Oğlunuz daha tay tay yaparken komşu kızın yanağından makas almayı öğretmek, “Büyüyünce alalım mı sana o kızı” türevli sorular yöneltmek ya da pipisini amcalara göstermesi için maaile tempo tutmak, erkekler ağlamaz, cici kızlar asla bunu yapmaz demek!

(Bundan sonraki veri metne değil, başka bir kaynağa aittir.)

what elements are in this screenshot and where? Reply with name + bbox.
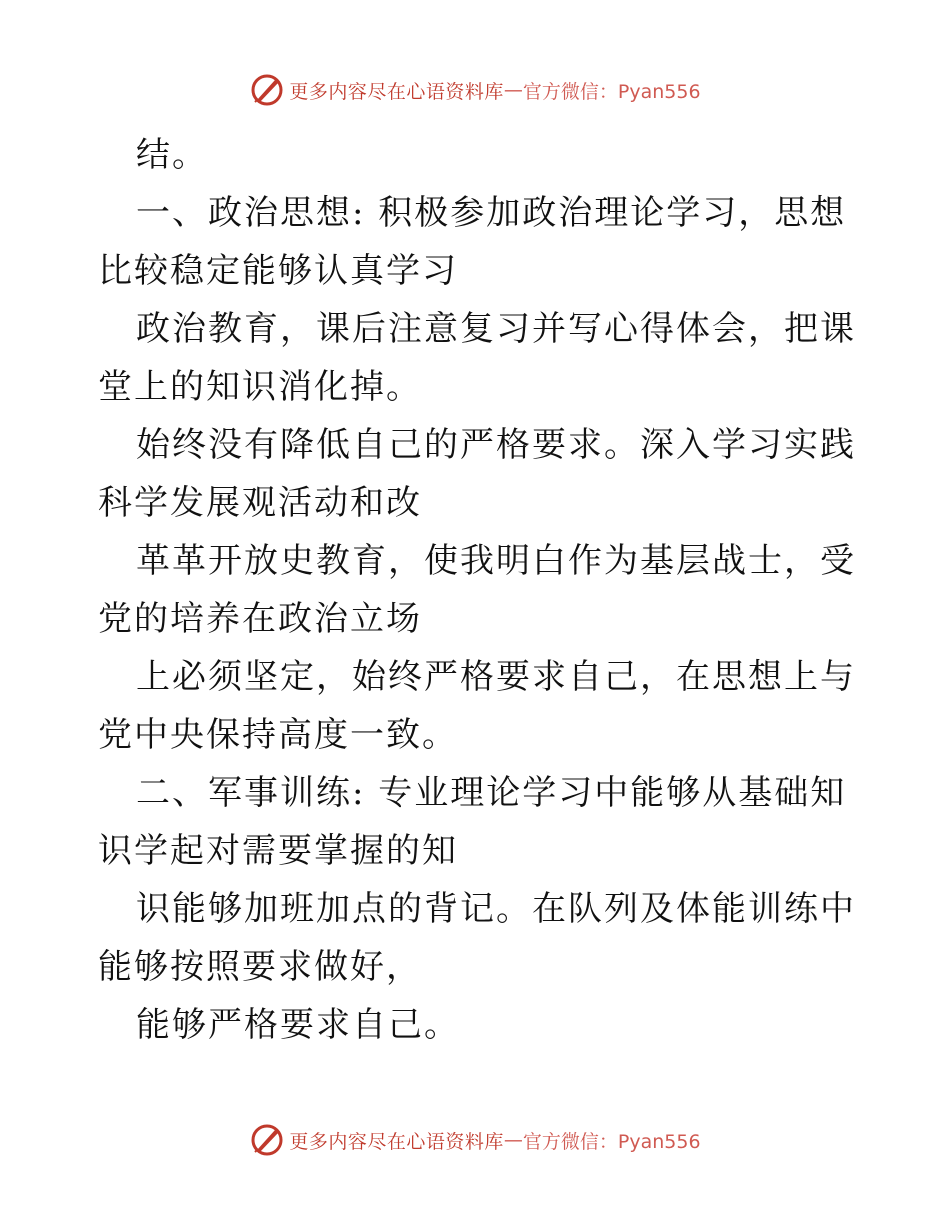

İşte bunlar hep cinsiyetçi tuzaklar! Çoğu zaman farkında bile olmadan bu cinsiyetçi tutumları, yargıları, onların bilinçaltına tatlı tatlı, usul usul kazıyoruz. Yaptığınız espri o an herkese şirin gelebilir, söylediğiniz cümle çok masum görünebilir ama kazın ayağı hiç de öyle değil! Siz aslında erkek üstünlüğüne vurgu yapıyor, altan altta kızların alınabilecek birer nesne olduğunu öğretiyorsunuz. Yani toplumun onlara biçtiği kaftanı kendi ellerinizle giydiriyorsunuz.
Uzmanlar, bu yaklaşımın toplum sağlığı ve dengesi açısından çok tehlikeli olduğunun altını çiziyor. Tam da bu bakış, kendine her şeyi hak gören, kadına şiddet uygulayan erkekler yetiştiriyor. Son yıllarda çokça tartışılan, kimi zaman kafa karıştıran toplumsal cinsiyet, cinsiyetçilik, cinsiyet eşitliği gibi kavramlar, toplumdaki kemikleşmiş rolleri sorgulatıyor. “Erkek aklı, kız naifliği” gibi kalıpları reddeden alternatif sesler, her kesimden yükseliyor. Cinsiyet eşitliğini, “kökü dışarda” bir ideoloji olarak tanımlayanlara rağmen…
Anatomi kaderimiz midir? Erkekler pembe giyip, bebekle oynarsa cinsiyet karmaşası mı yaşar? Peki ya “Cici kızlar” prenses yerine korsan olmak isterse? Oyunların, oyuncakların, kitapların, renklerin, kıyafetlerin cinsiyeti olur mu? Cinsiyetçi roller ve rol modellerle çocuk büyütmenin tehlikeleri neler?
Çocuk ve Ergen Psikiyatristi Doç. Dr. Fatma Varol, Psikiyatrist Deniz Arık Binbay, yazdığı çocuk kitapları Japonya, Kore, Almanya’da basılan karikatürist – yazar Behiç Ak; romanları birçok dile çevrilen Feminist Yazar ve Çevre Bilimci Buket Uzuner, Kısa Dalga Podcast dinleyicileri için cevapladı. Bir kenara not edilmesi gereken, özellikle anne babaların farkındalıklarını artıracak dikkat çeken tavsiyelerde bulundular.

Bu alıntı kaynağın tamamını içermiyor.